While this sounds like a good idea, in the modern landscape of PvP games, it would never work.
Current player expectations for PvP games are now "click play, get into game". Every layer of friction filters out players who don't want to go through the hassle of being able to just play the game they bought.
It seems easy for you because you played multiplayer games in the 90s, but anyone born after that era will have to learn to filter through a megalist of servers with names like "BoB's L33t S3rv3r".
But let's play devil's advocate and say the devs could still add the self-hosted servers to their game in a couple different ways.

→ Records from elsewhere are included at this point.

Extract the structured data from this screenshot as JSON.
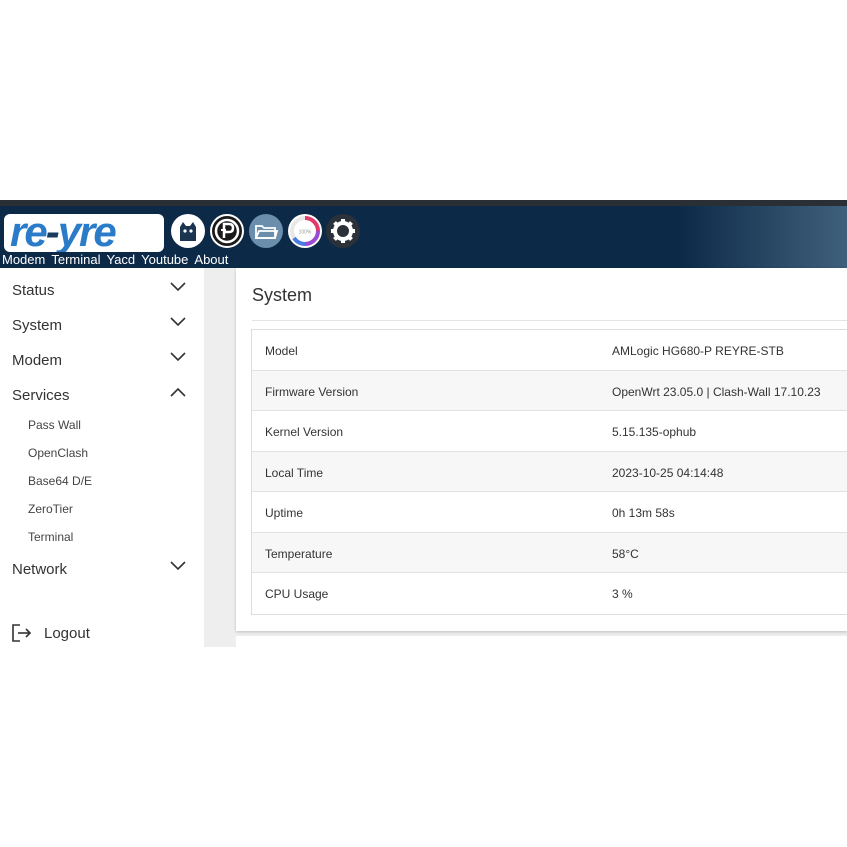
{
  "header": {
    "logo_text": "re-yre",
    "links": [
      "Modem",
      "Terminal",
      "Yacd",
      "Youtube",
      "About"
    ],
    "icons": [
      "cat-icon",
      "p-icon",
      "folder-icon",
      "gauge-icon",
      "gear-icon"
    ],
    "gauge_text": "100%"
  },
  "sidebar": {
    "items": [
      {
        "label": "Status",
        "state": "collapsed"
      },
      {
        "label": "System",
        "state": "collapsed"
      },
      {
        "label": "Modem",
        "state": "collapsed"
      },
      {
        "label": "Services",
        "state": "expanded"
      },
      {
        "label": "Network",
        "state": "collapsed"
      }
    ],
    "services_children": [
      "Pass Wall",
      "OpenClash",
      "Base64 D/E",
      "ZeroTier",
      "Terminal"
    ],
    "logout_label": "Logout"
  },
  "main": {
    "title": "System",
    "rows": [
      {
        "key": "Model",
        "value": "AMLogic HG680-P REYRE-STB"
      },
      {
        "key": "Firmware Version",
        "value": "OpenWrt 23.05.0 | Clash-Wall 17.10.23"
      },
      {
        "key": "Kernel Version",
        "value": "5.15.135-ophub"
      },
      {
        "key": "Local Time",
        "value": "2023-10-25 04:14:48"
      },
      {
        "key": "Uptime",
        "value": "0h 13m 58s"
      },
      {
        "key": "Temperature",
        "value": "58°C"
      },
      {
        "key": "CPU Usage",
        "value": "3 %"
      }
    ]
  },
  "colors": {
    "header_bg": "#0c2a48",
    "logo_blue": "#2a7bc8",
    "page_bg": "#eeeeee"
  }
}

If devs added it to accompany the default matchmaking, there's now the problem of their player base being siphoned away from the main matchmaking pool, which further destroys the default player experience.

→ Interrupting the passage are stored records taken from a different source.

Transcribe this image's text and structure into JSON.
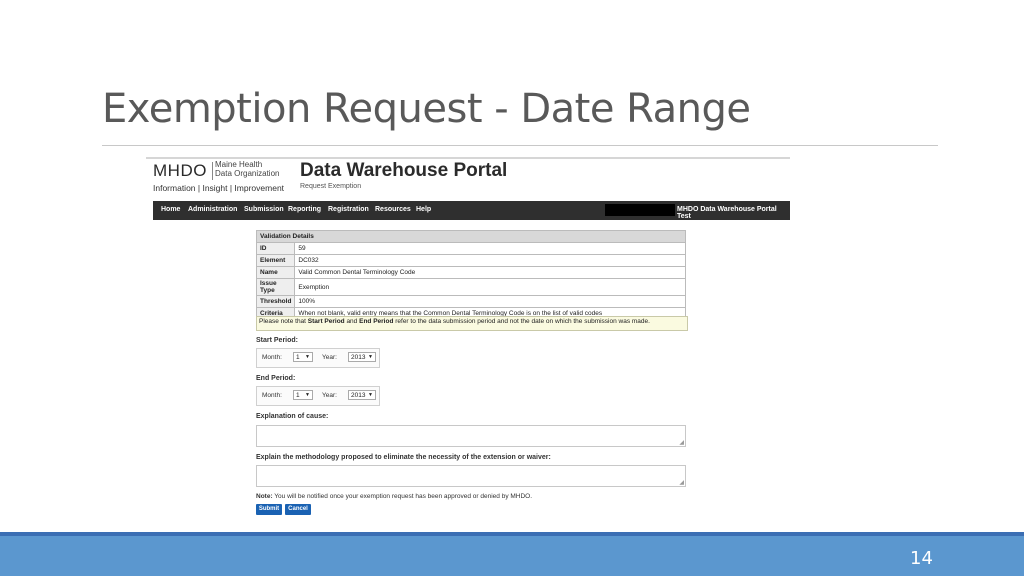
{
  "slide": {
    "title": "Exemption Request - Date Range",
    "page_number": "14"
  },
  "logo": {
    "abbr": "MHDO",
    "org_line1": "Maine Health",
    "org_line2": "Data Organization",
    "tagline": "Information | Insight | Improvement"
  },
  "portal": {
    "title": "Data Warehouse Portal",
    "subtitle": "Request Exemption"
  },
  "nav": {
    "items": [
      "Home",
      "Administration",
      "Submission",
      "Reporting",
      "Registration",
      "Resources",
      "Help"
    ],
    "right_label": "MHDO Data Warehouse Portal Test"
  },
  "validation": {
    "header": "Validation Details",
    "rows": [
      {
        "key": "ID",
        "value": "59"
      },
      {
        "key": "Element",
        "value": "DC032"
      },
      {
        "key": "Name",
        "value": "Valid Common Dental Terminology Code"
      },
      {
        "key": "Issue Type",
        "value": "Exemption"
      },
      {
        "key": "Threshold",
        "value": "100%"
      },
      {
        "key": "Criteria",
        "value": "When not blank, valid entry means that the Common Dental Terminology Code is on the list of valid codes"
      }
    ]
  },
  "notice": {
    "part1": "Please note that ",
    "start": "Start Period",
    "part2": " and ",
    "end": "End Period",
    "part3": " refer to the data submission period and not the date on which the submission was made."
  },
  "start_period": {
    "label": "Start Period:",
    "month_label": "Month:",
    "month": "1",
    "year_label": "Year:",
    "year": "2013"
  },
  "end_period": {
    "label": "End Period:",
    "month_label": "Month:",
    "month": "1",
    "year_label": "Year:",
    "year": "2013"
  },
  "explanation": {
    "label": "Explanation of cause:",
    "value": ""
  },
  "methodology": {
    "label": "Explain the methodology proposed to eliminate the necessity of the extension or waiver:",
    "value": ""
  },
  "note": {
    "label": "Note:",
    "text": " You will be notified once your exemption request has been approved or denied by MHDO."
  },
  "buttons": {
    "submit": "Submit",
    "cancel": "Cancel"
  },
  "colors": {
    "footer": "#5b97cf",
    "nav": "#2f2f2f",
    "button": "#1a62b3"
  }
}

If devs added self-hosted servers as a way to supplement their own matchmaking servers (e.g. officially hosted servers + player hosted servers), the player experience can now wildly vary depending on which server you connect to, especially since devs can't guarantee the same experience on random Joe's home ISP connection and server hardware.
There's no winning for the devs. While your sentiment is valid, the practicality of doing it is not feasible anymore.
The sunsetting idea is good though and I wished that happened more too.
Great wall of text, defeated by the simple idea of adding a fucking optional LAN or Lobby based matchmaking based on IP can be for unranked and takes near 0 effort to add.
You want the main game mode with matchmaking? Official ranked server.
Wanna play 2 vs 30 AK-47 vs knives only?
Private lobby.
Also, the latter was how the original devs accidentally invented Left 4 Dead by figuring out that was a ton of fun.